I have read and watched a whole lot of material from what we could call holistic practitioners, and a lot of this involves discussions of diet, and there’s no question that their views are way too polarized, looking at certain things and missing out on the big picture really. Both what they believe are the positives of so called whole diets and real food and the negatives of non whole foods are exaggerated, but I prefer a more balanced and scientific perspective, where we’re supposed to be wary of biases, not promote them shamelessly.
Not being biased is challenging, my biases lie in the fact that I tend to pay a lot of attention to what you could call hedonistic concerns, but I try to keep a balanced view and someone needs to bring up these issues because they are so seldom advanced.
So for instance we do tend to stuff our faces way too much with sugar, there’s no question that we overindulge in this, and there may be some concerns, with some people anyway. So this becomes a matter of weighing the positives and the negatives, and the negatives may even be trivial, and the positives may be overwhelming actually, in some cases at least.
With us, as diabetics, the negatives of overconsumption of sugar are going to be more obvious and serious, and it’s going to be more important for us to monitor this of course.
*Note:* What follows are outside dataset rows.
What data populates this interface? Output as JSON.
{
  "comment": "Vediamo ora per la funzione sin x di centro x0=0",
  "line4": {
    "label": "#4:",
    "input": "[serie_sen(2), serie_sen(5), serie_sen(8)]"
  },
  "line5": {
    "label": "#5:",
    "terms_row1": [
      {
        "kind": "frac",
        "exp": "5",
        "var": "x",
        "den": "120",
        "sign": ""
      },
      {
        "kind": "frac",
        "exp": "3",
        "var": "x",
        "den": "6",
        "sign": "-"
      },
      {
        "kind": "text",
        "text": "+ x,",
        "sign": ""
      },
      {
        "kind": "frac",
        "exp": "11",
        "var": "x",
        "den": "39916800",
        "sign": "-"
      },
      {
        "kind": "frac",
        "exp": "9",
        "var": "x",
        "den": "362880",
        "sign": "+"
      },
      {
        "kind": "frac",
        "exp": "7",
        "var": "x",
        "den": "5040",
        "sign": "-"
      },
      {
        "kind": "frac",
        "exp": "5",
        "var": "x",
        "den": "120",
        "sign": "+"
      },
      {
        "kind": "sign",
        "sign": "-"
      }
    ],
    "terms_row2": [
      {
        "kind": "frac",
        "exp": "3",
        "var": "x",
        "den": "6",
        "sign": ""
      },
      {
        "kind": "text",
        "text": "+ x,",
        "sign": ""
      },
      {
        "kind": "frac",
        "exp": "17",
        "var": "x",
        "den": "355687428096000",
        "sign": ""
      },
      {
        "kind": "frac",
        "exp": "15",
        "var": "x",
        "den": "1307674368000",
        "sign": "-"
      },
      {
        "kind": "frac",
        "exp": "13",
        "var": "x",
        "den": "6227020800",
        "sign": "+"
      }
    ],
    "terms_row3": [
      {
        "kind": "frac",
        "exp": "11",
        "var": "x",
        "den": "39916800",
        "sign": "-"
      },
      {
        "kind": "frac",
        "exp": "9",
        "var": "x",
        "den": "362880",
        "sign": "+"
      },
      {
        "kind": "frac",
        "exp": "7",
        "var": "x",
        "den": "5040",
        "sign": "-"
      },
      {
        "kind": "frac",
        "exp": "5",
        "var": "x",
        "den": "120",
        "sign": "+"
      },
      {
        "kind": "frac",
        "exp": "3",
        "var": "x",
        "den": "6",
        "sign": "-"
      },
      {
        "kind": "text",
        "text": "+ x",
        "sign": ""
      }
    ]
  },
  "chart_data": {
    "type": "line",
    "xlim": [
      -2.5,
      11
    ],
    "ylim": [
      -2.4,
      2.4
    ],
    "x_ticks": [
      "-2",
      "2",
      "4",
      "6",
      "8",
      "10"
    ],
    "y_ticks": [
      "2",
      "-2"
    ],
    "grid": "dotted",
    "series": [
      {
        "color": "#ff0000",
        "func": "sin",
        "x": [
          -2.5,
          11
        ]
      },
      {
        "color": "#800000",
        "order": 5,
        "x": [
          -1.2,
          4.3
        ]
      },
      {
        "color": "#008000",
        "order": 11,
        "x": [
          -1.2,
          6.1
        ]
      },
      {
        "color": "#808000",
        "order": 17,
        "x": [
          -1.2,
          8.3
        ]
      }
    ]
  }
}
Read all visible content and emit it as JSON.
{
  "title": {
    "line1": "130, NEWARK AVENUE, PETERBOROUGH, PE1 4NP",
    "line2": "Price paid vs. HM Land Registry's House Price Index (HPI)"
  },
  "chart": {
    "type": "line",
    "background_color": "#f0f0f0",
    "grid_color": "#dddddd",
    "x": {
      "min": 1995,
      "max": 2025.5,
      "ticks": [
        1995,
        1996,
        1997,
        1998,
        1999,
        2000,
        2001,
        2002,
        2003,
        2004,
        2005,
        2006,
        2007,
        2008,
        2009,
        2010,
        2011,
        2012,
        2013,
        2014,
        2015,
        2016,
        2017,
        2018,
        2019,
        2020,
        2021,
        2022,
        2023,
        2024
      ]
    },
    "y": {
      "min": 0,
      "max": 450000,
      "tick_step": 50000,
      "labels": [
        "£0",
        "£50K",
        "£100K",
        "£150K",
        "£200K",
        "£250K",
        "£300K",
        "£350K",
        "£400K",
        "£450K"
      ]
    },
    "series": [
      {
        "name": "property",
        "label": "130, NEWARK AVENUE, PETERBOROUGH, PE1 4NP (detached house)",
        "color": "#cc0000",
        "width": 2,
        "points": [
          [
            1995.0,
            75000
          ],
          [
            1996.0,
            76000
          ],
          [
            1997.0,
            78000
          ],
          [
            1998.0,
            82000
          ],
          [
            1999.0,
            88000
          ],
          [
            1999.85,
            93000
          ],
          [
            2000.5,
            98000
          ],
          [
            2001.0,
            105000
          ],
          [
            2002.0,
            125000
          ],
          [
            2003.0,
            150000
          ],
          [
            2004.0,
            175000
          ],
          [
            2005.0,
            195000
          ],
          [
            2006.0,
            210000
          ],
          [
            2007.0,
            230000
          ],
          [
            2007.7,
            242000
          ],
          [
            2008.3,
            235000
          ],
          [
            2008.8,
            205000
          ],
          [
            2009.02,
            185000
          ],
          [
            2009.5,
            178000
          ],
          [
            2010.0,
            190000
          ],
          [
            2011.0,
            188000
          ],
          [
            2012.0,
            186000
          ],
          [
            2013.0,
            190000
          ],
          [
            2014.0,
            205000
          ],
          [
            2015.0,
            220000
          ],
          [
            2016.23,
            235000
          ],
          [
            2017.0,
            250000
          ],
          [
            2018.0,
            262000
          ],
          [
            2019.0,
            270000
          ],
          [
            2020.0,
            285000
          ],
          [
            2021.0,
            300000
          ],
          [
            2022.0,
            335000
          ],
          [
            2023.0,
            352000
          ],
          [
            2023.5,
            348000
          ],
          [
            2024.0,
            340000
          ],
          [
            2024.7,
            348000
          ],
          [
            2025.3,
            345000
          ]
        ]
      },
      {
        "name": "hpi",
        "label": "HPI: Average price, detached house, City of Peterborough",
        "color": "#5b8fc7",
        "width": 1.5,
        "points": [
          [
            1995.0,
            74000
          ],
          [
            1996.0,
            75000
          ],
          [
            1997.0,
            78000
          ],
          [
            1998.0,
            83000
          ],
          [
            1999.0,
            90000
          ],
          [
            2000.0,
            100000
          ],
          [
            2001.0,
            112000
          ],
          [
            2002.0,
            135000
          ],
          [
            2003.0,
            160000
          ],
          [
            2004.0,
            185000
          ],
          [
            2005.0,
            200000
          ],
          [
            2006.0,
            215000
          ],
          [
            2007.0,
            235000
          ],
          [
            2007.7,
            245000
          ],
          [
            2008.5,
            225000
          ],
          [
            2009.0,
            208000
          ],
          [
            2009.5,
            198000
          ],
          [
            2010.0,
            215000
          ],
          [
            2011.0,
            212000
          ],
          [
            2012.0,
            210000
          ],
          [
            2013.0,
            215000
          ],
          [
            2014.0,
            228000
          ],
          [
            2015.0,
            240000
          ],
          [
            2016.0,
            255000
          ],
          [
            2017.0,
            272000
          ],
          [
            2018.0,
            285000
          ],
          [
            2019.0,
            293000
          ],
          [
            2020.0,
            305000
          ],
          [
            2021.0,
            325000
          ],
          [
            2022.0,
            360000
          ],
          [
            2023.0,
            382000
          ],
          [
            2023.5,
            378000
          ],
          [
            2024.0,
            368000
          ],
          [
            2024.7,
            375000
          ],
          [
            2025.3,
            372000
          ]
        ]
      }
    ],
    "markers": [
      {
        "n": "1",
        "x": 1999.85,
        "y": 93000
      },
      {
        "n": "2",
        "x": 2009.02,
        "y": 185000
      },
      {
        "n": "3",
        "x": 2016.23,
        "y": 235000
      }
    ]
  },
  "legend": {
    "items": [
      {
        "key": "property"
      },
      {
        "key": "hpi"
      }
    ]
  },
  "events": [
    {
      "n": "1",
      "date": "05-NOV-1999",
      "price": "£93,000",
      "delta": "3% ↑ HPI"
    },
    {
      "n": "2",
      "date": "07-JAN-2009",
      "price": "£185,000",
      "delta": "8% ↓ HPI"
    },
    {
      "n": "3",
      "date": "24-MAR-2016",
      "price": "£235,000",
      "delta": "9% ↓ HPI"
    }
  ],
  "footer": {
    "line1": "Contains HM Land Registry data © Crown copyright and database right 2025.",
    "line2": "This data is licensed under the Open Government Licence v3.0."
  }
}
I’ve had a devil of a time explaining to a lot of hard core low carbers that this isn’t just a one sided affair though, enjoyment does factor into it, and this is not merely a game of avoiding potential negative influencers, and the contributions of positive influencers must always be at least taken into account.
Getting back to micronutrients, you can’t even get therapeutic amounts in food anyway, and the amounts under ideal circumstances may be enough to prevent a frank deficiency of something, even though these days even that can be a big challenge, and sometimes even out of reach.
Most importantly, when you look at the levels of micronutrients people get eating the diets they do, they tend to fall well short with some very important ones, and we’re not talking treating anything even, we’re speaking of disease states resulting from outright deficiencies, and even if you could resolve this with diet, why would you have to or even want to, when this can be done much more easily through proper supplementation?
The mantra these days should be to not rely on your diet for micronutrients actually, as this creates a false sense of security, and often times the diet that people seek here is one that contains a lot of anti-nutrients that may actually make the situation worse, which is the case with many forms of whole foods, grains, seeds, and nuts for instance.
There are a lot of considerations that need to go into selecting a diet, but many of the things can be made up for with the right supplements. Some may call this counterproductive, others may see it as practical, and in any case, solutions should be the goal, the best ones, overall, including taking into account one’s culinary preferences.